Roberto ‘Pico’ Lopes was supposed to be selling mortgages, not marking World Cup superstars.

In another version of his life, the 34-year-old would be behind a desk in Dublin this weekend, weighing up interest rates and repayment plans. Instead, he is preparing to face Uruguay on football’s biggest stage, fresh from shackling the European champions.

On Monday, in Atlanta, the Shamrock Rovers defender produced the game of his life. Cape Verde, a volcanic archipelago of just 525,000 people, held Spain to a 0-0 draw. Lopes was immense. Blocks, interceptions, calm on the ball – the kind of performance that vindicates every gamble he has ever taken.

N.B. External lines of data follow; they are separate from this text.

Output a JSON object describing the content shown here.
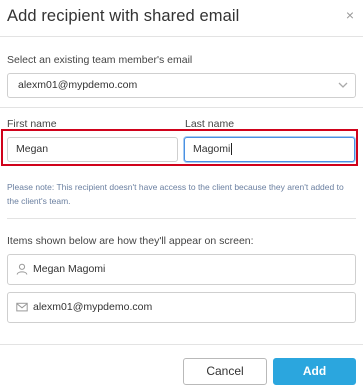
{
  "dialog": {
    "title": "Add recipient with shared email",
    "close_icon": "×"
  },
  "team_select": {
    "label": "Select an existing team member's email",
    "value": "alexm01@mypdemo.com"
  },
  "name_fields": {
    "first_label": "First name",
    "first_value": "Megan",
    "last_label": "Last name",
    "last_value": "Magomi"
  },
  "note": "Please note: This recipient doesn't have access to the client because they aren't added to the client's team.",
  "preview": {
    "label": "Items shown below are how they'll appear on screen:",
    "name": "Megan Magomi",
    "email": "alexm01@mypdemo.com"
  },
  "buttons": {
    "cancel": "Cancel",
    "add": "Add"
  },
  "colors": {
    "accent": "#2ba6de",
    "highlight": "#d0021b",
    "focus": "#4a90e2",
    "note": "#6a7fa0"
  }
}
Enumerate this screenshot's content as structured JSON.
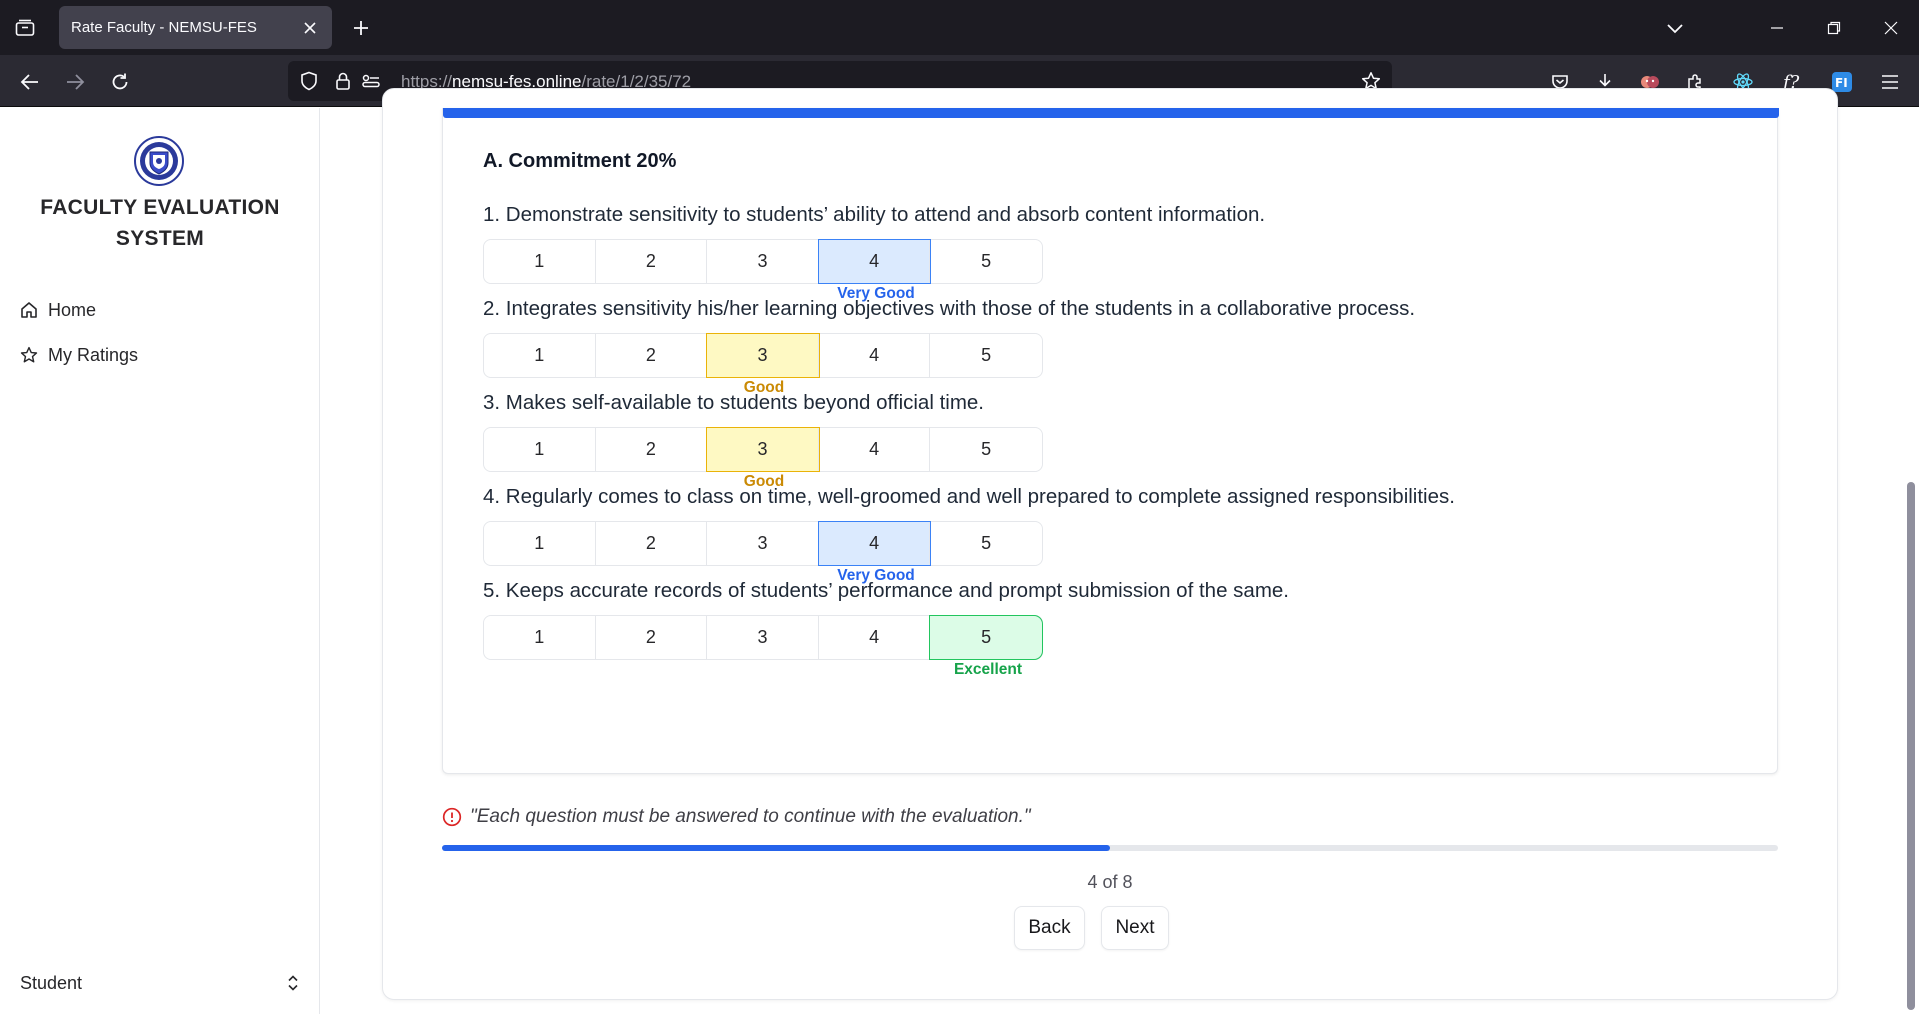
{
  "browser": {
    "tab_title": "Rate Faculty - NEMSU-FES",
    "url_prefix": "https://",
    "url_host": "nemsu-fes.online",
    "url_path": "/rate/1/2/35/72"
  },
  "sidebar": {
    "app_title": "FACULTY EVALUATION SYSTEM",
    "items": [
      {
        "label": "Home",
        "icon": "home-icon"
      },
      {
        "label": "My Ratings",
        "icon": "star-icon"
      }
    ],
    "role": "Student"
  },
  "form": {
    "section_title": "A. Commitment 20%",
    "options": [
      "1",
      "2",
      "3",
      "4",
      "5"
    ],
    "questions": [
      {
        "text": "1.  Demonstrate sensitivity to students’ ability to attend and absorb content information.",
        "selected": 4,
        "label": "Very Good"
      },
      {
        "text": "2.  Integrates sensitivity his/her learning objectives with those of the students in a collaborative process.",
        "selected": 3,
        "label": "Good"
      },
      {
        "text": "3.  Makes self-available to students beyond official time.",
        "selected": 3,
        "label": "Good"
      },
      {
        "text": "4.  Regularly comes to class on time, well-groomed and well prepared to complete assigned responsibilities.",
        "selected": 4,
        "label": "Very Good"
      },
      {
        "text": "5.  Keeps accurate records of students’ performance and prompt submission of the same.",
        "selected": 5,
        "label": "Excellent"
      }
    ],
    "warning": "\"Each question must be answered to continue with the evaluation.\"",
    "progress_fraction": 0.5,
    "step_text": "4 of 8",
    "back_label": "Back",
    "next_label": "Next"
  },
  "colors": {
    "accent": "#2563eb",
    "very_good": "#2563eb",
    "good": "#ca8a04",
    "excellent": "#16a34a",
    "warning_icon": "#dc2626"
  }
}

Seven years ago, that gamble meant walking away from the bank.

From the bank to the big time

Back in 2017, Lopes was juggling a full-time job as a mortgage advisor with part-time football at Bohemians in the League of Ireland. It was a respectable life, steady and safe. Then Shamrock Rovers, Bohs’ wealthier and more ambitious Dublin rivals, put a professional contract on the table.

He bet on football.

That decision has dragged him out of the anonymity of the Irish domestic game and dropped him into a World Cup glare so bright he’s now a face on US television. Cape Verde’s impressive debut on the global stage has turned their quietly spoken centre-back into an unlikely cult figure.

Born in Ireland to Cape Verdean father Carlos and Irish mother Judy, Lopes has always straddled two worlds. This month, both are watching.

He has already appeared on James Corden’s World Cup show on Fox, laughing at the sheer absurdity of his journey. For a man who once worried about LinkedIn endorsements, prime-time American TV is a long way from Crumlin.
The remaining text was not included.